Monday, November 21, 2016

For Rachel

Rachel’s birthday was a couple of weeks ago.  We honestly didn’t really do anything special for it.  Which is completely my bad.  We were up in Wisconsin and we drove to her parent’s house for dinner and dessert.  I feel asleep on the couch until it was time to drive home and then I was grumpy that I had to drive home late on a Sunday night with work the next morning.  We then got in a fight on the drive home.  Which, if my memory serves me right, was provoked by the tired and grumpy version of myself.  It was not a good 30th birthday for Rachel.
I’m sure most of us in marriages have stories like this, but grief is a hard road to walk hand in hand with your spouse.  Grief makes you exhausted and it makes you selfish.  Almost all of your energy is spent dealing with your own thoughts and emotions and you feel like you have very little leftover to give to your spouse.  While at the same time your spouse is going through the same thing and as a result you have two tired and selfish individuals that don’t have the energy to have empathy.  This is basically a recipe for marital disaster.
Luckily (or unluckily in our case), Rachel and I have walked this road before and so we have enough knowledge to call a spade a spade.  We are at least aware enough to see what’s going on and try to recognize our own selfishness, although sometimes it is after the fact.

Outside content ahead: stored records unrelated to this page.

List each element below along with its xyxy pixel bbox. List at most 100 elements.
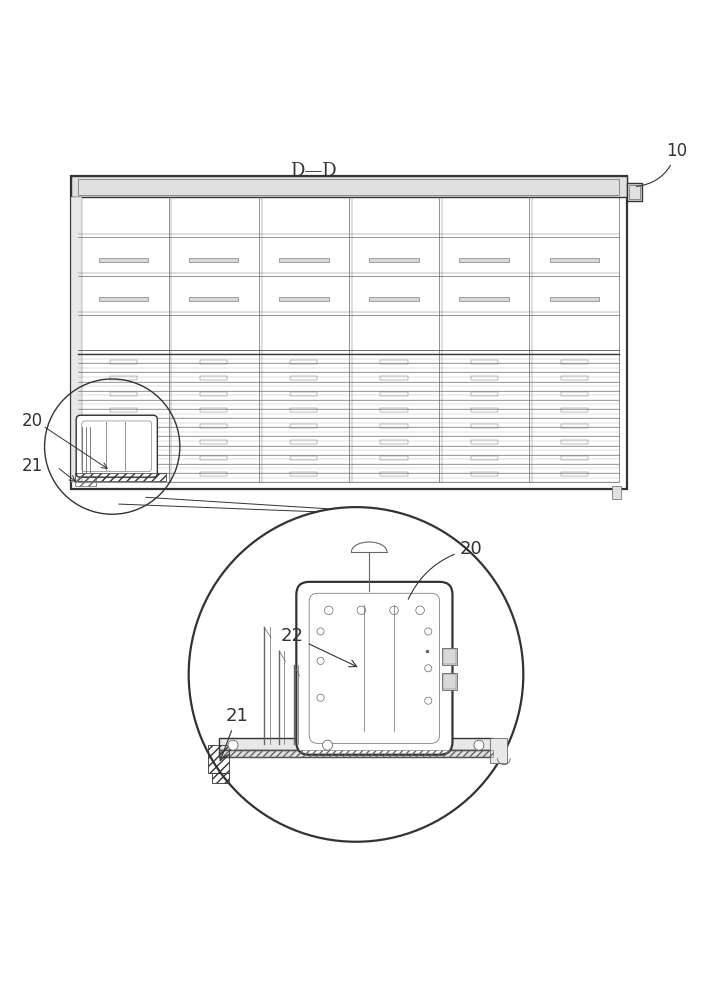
Bar <box>471 360 498 364</box>
Bar <box>471 424 498 428</box>
Circle shape <box>317 628 324 635</box>
Bar <box>75 476 96 486</box>
Bar <box>219 750 493 757</box>
Bar <box>110 376 137 380</box>
Bar <box>71 197 82 482</box>
Circle shape <box>317 657 324 664</box>
Bar <box>110 472 137 476</box>
Bar <box>110 360 137 364</box>
Bar <box>200 376 227 380</box>
Bar <box>380 424 407 428</box>
Bar <box>369 297 419 301</box>
Bar <box>200 424 227 428</box>
Bar <box>561 408 588 412</box>
Bar <box>110 392 137 396</box>
Bar <box>369 258 419 262</box>
Bar <box>71 176 627 197</box>
Bar <box>629 185 640 199</box>
Bar <box>78 179 619 195</box>
Bar <box>110 408 137 412</box>
Bar <box>290 456 318 460</box>
Bar <box>443 649 456 664</box>
Bar <box>471 456 498 460</box>
Circle shape <box>424 665 431 672</box>
Bar <box>561 472 588 476</box>
Bar <box>200 456 227 460</box>
Bar <box>459 258 509 262</box>
Bar <box>290 440 318 444</box>
Bar <box>561 456 588 460</box>
Circle shape <box>424 697 431 704</box>
Bar <box>98 258 148 262</box>
Bar <box>78 183 619 482</box>
Bar <box>471 376 498 380</box>
Circle shape <box>424 628 431 635</box>
Bar <box>561 440 588 444</box>
Bar <box>200 360 227 364</box>
Bar <box>561 376 588 380</box>
Text: 20: 20 <box>408 540 483 599</box>
Bar <box>380 408 407 412</box>
Bar <box>561 424 588 428</box>
Bar <box>290 360 318 364</box>
Bar <box>290 376 318 380</box>
Circle shape <box>325 606 333 615</box>
Circle shape <box>317 694 324 701</box>
Bar <box>200 408 227 412</box>
Bar <box>200 392 227 396</box>
Bar <box>443 674 456 689</box>
Text: D—D: D—D <box>290 162 337 180</box>
Bar <box>110 424 137 428</box>
Bar <box>561 392 588 396</box>
Circle shape <box>389 606 398 615</box>
Bar <box>471 408 498 412</box>
Bar <box>211 773 229 783</box>
Bar <box>441 648 458 665</box>
Circle shape <box>416 606 424 615</box>
Bar <box>550 297 600 301</box>
Bar <box>219 750 493 757</box>
Bar <box>380 456 407 460</box>
Circle shape <box>323 740 333 750</box>
Bar <box>380 472 407 476</box>
Bar <box>200 440 227 444</box>
Circle shape <box>474 740 484 750</box>
Bar <box>471 440 498 444</box>
Bar <box>290 424 318 428</box>
Bar <box>441 673 458 690</box>
Circle shape <box>228 740 238 750</box>
Circle shape <box>357 606 366 615</box>
Bar <box>380 376 407 380</box>
Bar <box>290 408 318 412</box>
Bar <box>380 440 407 444</box>
Bar <box>612 486 621 499</box>
Text: 10: 10 <box>637 142 687 186</box>
Bar <box>627 183 642 201</box>
Bar <box>561 360 588 364</box>
Bar <box>471 472 498 476</box>
Bar <box>290 472 318 476</box>
Bar <box>380 360 407 364</box>
Bar <box>200 472 227 476</box>
Bar <box>279 258 329 262</box>
FancyBboxPatch shape <box>296 582 453 755</box>
Bar <box>459 297 509 301</box>
Bar <box>550 258 600 262</box>
Text: 21: 21 <box>219 707 248 761</box>
Bar <box>110 440 137 444</box>
Bar <box>71 176 627 489</box>
Bar <box>110 456 137 460</box>
Bar <box>290 392 318 396</box>
Bar <box>189 258 239 262</box>
Text: 20: 20 <box>21 412 43 430</box>
Bar <box>98 297 148 301</box>
Text: 21: 21 <box>21 457 43 475</box>
FancyBboxPatch shape <box>76 415 157 477</box>
Bar <box>279 297 329 301</box>
Bar <box>208 745 229 773</box>
Bar <box>189 297 239 301</box>
Bar <box>471 392 498 396</box>
Bar <box>380 392 407 396</box>
Bar <box>75 473 166 481</box>
Bar <box>490 738 508 763</box>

As for Rachel’s birthday, we’ve never been ones to do a ton for the other person’s birthday.  Usually we go out to eat and they open presents and it’s just the two of us.  It’s difficult to know now how to make a birthday feel special.  Nothing feels very special.  With the holidays coming up we are both pretty certain that neither Thanksgiving nor Christmas will feel special.  In fact, if they do feel special it will be because we will likely feel especially sad missing our children on those days.
Be that as it may, in the midst of this season of grief and in the midst of this upcoming holiday season I wanted to say something that any of you who read this blog already know, and that is that my wife Rachel is amazing.  I hardly ever write some gushy thing on facebook showing the world my love for her, that’s not really my style.  Something about it seems insincere (at least to me, you do what you do), but I want to brag about her here for a minute if you’ll let me.

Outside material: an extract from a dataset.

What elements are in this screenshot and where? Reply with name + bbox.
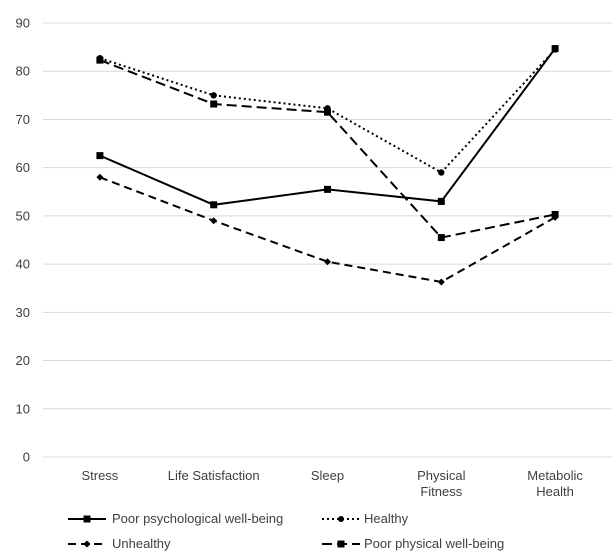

A beautiful picture of Rachel
and Winnie
First off, like the rest of you, I read the stuff Rachel writes in awe.  I was as shocked to discover what a talented writer she is.  In fact, I have seen her writing grow and improve over the last year and a half and some of her most recent posts are absolutely spectacular (especially the one about abortion).
Her wrestling through grief for the world to see if something that is worthy of admiration and love.  Her goal isn’t even to “make her grief into something beautiful” but it naturally happens through her writing.  Her desire to love and help others, and her desire to love and serve Jesus both shine through even in the moments when she doesn’t even emotionally feel those things.  Those truths have so permeated into her character and are rooted so deeply down into her heart that even when she is writing something that is dark there is a light that shines through. 
I loved her before these things, but I love her for these things.
She is something very special.  As many of you know and as I have heard many of you say.
I hate (as so many of you do) that she and I have had to walk this road.  It’s not really a consolation prize that we might walk it well.  But then again, I think deep down both of us long to hear the words “well done my good and faithful servant” from our Lord, and so we try to walk well, even on the days when those words seem a joke to us.  And Rachel is walking well.
As her husband I know ALL of the behind the scenes secrets that you don’t get to know.  I know the ugliness, I know the darkness, I know the selfishness.  We all have these things, they are a part of us all.  But I am proud to say that for Rachel those things don’t define her.  They are not what shines through, they do not dominate her character.  What does is love, patience, kindness, self-control, gentleness, and faithfulness (and she's beautiful too).  And to top those off she is an excellent wife and an excellent mother to our children.  I know with all of my heart that Clive and Winnie both know what an amazing mom they were blessed with.  It’s hard to know sometimes (since she is such an amazing mom) why she didn’t get to mother for longer.  But as with a lot of things in life, we don’t get to decide that.

So, I just want to say happy belated birthday to Rachel and in this Thanksgiving season she is who I am most thankful for.  She is someone who brings so much joy into my life and I cannot imagine walking this road with anyone else.  She makes me better.  I can only hope the same is true the other way.